In general, your messages should avoid the temptation towards hysterical headlines heralding a solution to all problems or an unmitigated disaster if your point of view is not accepted. There are some limited occasions when these techniques may be appropriate, depending on the audience you are trying to influence and your position in the debate. Your messages should communicate your arguments in a manner that reflects the outlook and concerns of your audience. It is important to demonstrate that you are looking beyond your own commercial self-interest to the wider benefits that will result from decision makers acting in the way you want them to.
Having identified the people you want to influence and developed appropriate messages you can now begin to communicate your messages to them. This is often referred to as lobbying.

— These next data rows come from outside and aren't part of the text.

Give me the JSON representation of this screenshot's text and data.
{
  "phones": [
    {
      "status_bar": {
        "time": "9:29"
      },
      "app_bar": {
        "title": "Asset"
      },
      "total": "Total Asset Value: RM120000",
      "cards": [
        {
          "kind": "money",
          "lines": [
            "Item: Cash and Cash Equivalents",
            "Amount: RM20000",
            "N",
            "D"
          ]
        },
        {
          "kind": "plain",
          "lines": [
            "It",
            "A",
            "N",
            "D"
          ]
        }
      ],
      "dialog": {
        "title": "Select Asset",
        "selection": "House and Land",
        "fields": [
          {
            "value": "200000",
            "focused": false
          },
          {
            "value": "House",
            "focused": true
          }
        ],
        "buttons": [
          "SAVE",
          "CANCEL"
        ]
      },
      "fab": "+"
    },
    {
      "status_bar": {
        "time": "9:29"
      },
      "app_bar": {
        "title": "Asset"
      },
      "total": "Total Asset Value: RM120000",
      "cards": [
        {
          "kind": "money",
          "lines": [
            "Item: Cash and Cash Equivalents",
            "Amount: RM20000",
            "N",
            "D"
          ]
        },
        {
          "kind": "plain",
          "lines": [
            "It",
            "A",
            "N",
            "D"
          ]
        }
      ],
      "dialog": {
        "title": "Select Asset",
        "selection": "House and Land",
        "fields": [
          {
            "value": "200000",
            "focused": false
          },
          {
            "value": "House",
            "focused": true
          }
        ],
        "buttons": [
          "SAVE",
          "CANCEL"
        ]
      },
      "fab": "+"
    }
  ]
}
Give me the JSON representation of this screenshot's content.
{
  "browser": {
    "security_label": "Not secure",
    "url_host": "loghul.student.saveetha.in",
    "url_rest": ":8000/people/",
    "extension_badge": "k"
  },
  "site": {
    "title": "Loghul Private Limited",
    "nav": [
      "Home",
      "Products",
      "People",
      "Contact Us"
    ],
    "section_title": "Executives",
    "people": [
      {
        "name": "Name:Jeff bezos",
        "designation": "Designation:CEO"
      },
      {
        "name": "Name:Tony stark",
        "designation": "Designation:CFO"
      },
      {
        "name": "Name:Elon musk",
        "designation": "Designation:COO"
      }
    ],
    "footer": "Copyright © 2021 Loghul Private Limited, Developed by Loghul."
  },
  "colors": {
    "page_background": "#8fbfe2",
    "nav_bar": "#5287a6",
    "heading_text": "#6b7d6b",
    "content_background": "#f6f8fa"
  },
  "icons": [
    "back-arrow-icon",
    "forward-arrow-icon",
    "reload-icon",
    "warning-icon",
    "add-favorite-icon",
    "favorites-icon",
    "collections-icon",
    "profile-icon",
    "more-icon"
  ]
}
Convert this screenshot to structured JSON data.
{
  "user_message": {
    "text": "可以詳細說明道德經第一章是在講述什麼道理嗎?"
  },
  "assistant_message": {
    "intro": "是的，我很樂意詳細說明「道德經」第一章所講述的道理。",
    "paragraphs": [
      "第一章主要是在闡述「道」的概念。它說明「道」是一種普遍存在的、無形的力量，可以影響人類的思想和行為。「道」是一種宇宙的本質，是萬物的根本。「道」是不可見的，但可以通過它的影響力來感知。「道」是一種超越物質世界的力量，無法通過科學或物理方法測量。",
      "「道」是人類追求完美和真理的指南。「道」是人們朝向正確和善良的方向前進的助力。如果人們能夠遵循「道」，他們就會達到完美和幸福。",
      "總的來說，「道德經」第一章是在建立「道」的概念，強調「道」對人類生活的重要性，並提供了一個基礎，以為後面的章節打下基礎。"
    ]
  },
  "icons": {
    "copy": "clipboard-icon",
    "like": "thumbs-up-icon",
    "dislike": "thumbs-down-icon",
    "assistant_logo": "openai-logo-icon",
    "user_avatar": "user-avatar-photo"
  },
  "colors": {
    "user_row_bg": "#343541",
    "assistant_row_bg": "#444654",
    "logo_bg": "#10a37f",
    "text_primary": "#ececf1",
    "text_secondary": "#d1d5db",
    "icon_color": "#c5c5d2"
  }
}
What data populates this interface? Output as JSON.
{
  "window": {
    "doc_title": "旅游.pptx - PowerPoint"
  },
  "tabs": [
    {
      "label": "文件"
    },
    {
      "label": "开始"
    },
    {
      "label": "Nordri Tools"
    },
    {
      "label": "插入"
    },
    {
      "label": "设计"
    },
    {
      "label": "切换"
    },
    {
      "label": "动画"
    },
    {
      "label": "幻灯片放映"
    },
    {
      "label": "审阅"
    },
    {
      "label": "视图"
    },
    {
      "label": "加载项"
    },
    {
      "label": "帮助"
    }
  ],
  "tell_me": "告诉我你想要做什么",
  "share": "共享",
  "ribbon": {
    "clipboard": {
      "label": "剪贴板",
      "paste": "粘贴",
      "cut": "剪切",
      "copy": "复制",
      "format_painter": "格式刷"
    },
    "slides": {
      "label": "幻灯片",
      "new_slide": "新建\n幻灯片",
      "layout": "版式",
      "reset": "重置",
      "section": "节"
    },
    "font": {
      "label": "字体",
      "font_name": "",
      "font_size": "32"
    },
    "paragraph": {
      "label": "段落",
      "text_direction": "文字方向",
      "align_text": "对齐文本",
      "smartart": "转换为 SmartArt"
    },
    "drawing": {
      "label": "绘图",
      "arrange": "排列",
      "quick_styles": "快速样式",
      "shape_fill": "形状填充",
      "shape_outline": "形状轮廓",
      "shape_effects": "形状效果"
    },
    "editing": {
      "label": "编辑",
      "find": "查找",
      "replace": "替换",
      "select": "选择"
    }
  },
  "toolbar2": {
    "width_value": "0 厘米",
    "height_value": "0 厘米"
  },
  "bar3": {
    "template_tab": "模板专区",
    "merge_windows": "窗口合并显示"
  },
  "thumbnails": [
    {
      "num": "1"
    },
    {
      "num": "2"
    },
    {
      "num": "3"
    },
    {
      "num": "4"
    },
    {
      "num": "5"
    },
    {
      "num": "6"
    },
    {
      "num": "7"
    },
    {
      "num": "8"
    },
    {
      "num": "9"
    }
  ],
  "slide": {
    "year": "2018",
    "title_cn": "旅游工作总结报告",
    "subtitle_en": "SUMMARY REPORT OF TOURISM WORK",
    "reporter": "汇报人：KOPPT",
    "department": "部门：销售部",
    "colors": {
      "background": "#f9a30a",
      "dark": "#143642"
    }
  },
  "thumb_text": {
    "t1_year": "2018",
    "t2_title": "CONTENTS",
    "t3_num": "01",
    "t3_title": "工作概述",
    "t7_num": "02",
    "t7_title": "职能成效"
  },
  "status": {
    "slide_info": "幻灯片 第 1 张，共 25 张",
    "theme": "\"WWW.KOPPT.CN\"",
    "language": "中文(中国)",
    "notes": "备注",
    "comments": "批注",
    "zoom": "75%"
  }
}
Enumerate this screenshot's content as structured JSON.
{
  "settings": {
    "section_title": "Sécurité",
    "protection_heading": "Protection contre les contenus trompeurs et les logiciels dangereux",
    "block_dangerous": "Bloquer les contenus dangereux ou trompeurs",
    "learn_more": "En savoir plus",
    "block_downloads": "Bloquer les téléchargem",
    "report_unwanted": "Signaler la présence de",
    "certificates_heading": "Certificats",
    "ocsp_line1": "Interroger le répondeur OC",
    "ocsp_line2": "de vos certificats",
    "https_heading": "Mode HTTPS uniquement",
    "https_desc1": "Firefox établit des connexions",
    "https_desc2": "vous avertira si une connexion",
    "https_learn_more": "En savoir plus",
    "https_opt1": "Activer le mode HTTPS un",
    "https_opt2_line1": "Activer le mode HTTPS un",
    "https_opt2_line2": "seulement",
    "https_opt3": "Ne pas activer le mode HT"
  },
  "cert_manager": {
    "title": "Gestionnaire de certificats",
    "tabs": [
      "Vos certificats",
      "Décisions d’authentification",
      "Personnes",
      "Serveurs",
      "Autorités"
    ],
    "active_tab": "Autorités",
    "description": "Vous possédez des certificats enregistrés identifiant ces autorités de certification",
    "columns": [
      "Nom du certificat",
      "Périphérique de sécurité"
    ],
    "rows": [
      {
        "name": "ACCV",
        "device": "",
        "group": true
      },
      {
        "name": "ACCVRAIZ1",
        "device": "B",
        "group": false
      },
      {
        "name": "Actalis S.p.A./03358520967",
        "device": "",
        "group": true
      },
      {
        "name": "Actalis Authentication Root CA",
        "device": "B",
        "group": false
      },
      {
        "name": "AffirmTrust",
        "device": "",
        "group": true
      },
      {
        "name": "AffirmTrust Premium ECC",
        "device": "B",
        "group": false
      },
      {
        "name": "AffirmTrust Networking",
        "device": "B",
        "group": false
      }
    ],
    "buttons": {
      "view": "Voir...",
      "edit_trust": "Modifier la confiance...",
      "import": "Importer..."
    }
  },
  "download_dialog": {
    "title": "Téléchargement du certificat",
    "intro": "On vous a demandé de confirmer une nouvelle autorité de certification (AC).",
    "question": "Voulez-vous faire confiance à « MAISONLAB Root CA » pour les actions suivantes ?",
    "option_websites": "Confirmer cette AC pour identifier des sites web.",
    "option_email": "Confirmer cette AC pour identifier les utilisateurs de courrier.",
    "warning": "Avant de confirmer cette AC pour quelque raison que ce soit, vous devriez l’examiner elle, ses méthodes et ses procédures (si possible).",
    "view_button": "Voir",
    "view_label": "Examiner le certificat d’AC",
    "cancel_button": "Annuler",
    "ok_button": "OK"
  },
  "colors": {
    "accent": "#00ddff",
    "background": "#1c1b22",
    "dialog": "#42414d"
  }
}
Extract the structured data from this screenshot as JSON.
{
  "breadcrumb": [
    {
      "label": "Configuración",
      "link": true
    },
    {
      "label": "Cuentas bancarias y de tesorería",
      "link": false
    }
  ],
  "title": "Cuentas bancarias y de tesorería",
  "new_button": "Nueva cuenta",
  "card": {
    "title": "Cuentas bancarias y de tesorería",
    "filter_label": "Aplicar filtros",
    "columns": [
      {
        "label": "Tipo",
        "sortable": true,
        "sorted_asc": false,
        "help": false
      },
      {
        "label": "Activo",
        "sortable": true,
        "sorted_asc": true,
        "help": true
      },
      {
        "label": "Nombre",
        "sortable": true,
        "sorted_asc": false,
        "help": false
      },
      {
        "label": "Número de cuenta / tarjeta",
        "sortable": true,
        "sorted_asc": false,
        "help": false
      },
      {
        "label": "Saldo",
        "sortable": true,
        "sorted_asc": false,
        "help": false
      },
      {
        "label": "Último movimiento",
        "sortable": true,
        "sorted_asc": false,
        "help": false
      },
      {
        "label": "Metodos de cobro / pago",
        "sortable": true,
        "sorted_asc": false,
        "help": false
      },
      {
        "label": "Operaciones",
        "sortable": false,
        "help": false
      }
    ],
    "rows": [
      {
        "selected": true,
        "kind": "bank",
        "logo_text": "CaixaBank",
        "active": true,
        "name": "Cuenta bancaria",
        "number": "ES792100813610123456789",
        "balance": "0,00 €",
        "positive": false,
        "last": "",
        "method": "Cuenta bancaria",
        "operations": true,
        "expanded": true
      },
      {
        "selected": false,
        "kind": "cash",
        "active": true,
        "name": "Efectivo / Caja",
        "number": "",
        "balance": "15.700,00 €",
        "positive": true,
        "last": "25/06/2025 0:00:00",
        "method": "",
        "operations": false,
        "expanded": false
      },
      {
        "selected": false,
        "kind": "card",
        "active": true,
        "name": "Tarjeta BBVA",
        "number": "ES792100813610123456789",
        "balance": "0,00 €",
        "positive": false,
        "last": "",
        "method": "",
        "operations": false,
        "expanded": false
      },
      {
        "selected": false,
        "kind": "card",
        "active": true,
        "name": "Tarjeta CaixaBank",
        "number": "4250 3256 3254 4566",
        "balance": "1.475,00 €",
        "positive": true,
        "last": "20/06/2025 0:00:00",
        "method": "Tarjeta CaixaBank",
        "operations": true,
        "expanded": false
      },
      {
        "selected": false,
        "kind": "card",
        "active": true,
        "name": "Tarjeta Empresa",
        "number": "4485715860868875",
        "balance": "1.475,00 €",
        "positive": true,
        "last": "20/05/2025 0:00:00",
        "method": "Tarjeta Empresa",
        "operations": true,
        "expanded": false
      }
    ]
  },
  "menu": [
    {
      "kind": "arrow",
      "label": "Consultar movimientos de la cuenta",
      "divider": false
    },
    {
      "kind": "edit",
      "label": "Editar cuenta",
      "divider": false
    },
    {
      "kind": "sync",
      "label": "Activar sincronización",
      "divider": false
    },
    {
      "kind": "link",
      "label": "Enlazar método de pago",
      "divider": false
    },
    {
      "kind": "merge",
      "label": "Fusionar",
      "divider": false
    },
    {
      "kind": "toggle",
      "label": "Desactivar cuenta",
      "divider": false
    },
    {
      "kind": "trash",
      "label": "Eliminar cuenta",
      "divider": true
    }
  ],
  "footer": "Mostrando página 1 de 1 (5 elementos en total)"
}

Put simply, lobbying means directly contacting politicians and other policy makers to discuss a particular issue. Politicians and policy makers tend to be open to lobbying when it is done in an honest, open and respectful manner. They understand that they need to hear a variety of views, especially views from experts in the field and those most affected by a proposal, before they make a decision on important issues.
Lobbying on particular issues works best when implemented alongside other campaigning techniques, such as coalition building, media engagement, and research to provide evidence.
These elements need to be built into a coherent campaign strategy so that each element supports the other, building momentum for the campaign messages amongst the target audiences.
No two campaigns are the same, as a good campaign strategy will be closely tailored to the issue and the decision makers that are being targeted. You will need to decide which methods of communication are best for your messages and target audience. In an increasingly crowded lobbying environment, finding the right medium for your message is as important as the message itself. While traditional methods like letters, emails and phone calls remain effective, getting meetings with busy policy makers can require considerable persistence. Using social media to engage with politicians is more effective than with other policy makers, but the approach has to be carefully crafted to attract support rather than come across as stalking or spam.
Single issue lobbying campaigns can be effective if there is enough support in terms of numbers and/or a broad range of interests lobbying for a particular decision. In order to achieve the required scale, you will need to identify a coalition of supportive businesses, trade groups and stakeholder organisations who are willing to actively mobilise their leadership, members, or customers to support the campaign.
Grassroots campaigns remain one of the most effective forms of influencing politicians who are accountable to their constituents and will always have one eye on the next election. These campaigns are much less effective at persuading civil servants and regulators, who tend to treat the simplistic messages of mass campaigns with some disdain.
It may be that a campaign on a single issue helps you team up with like-minded businesses to form a trade group that can represent your wider shared concerns. While forming trade associations can be time consuming, they are often more effective in lobbying terms than one company working alone.
Now you have a clear idea about what you need to do, we tackle how to do it. Broadly speaking, you have three options:
You could take control of policy and regulation matters internally by making it a focus for either you as the business leader or assign it to another individual or team within your business.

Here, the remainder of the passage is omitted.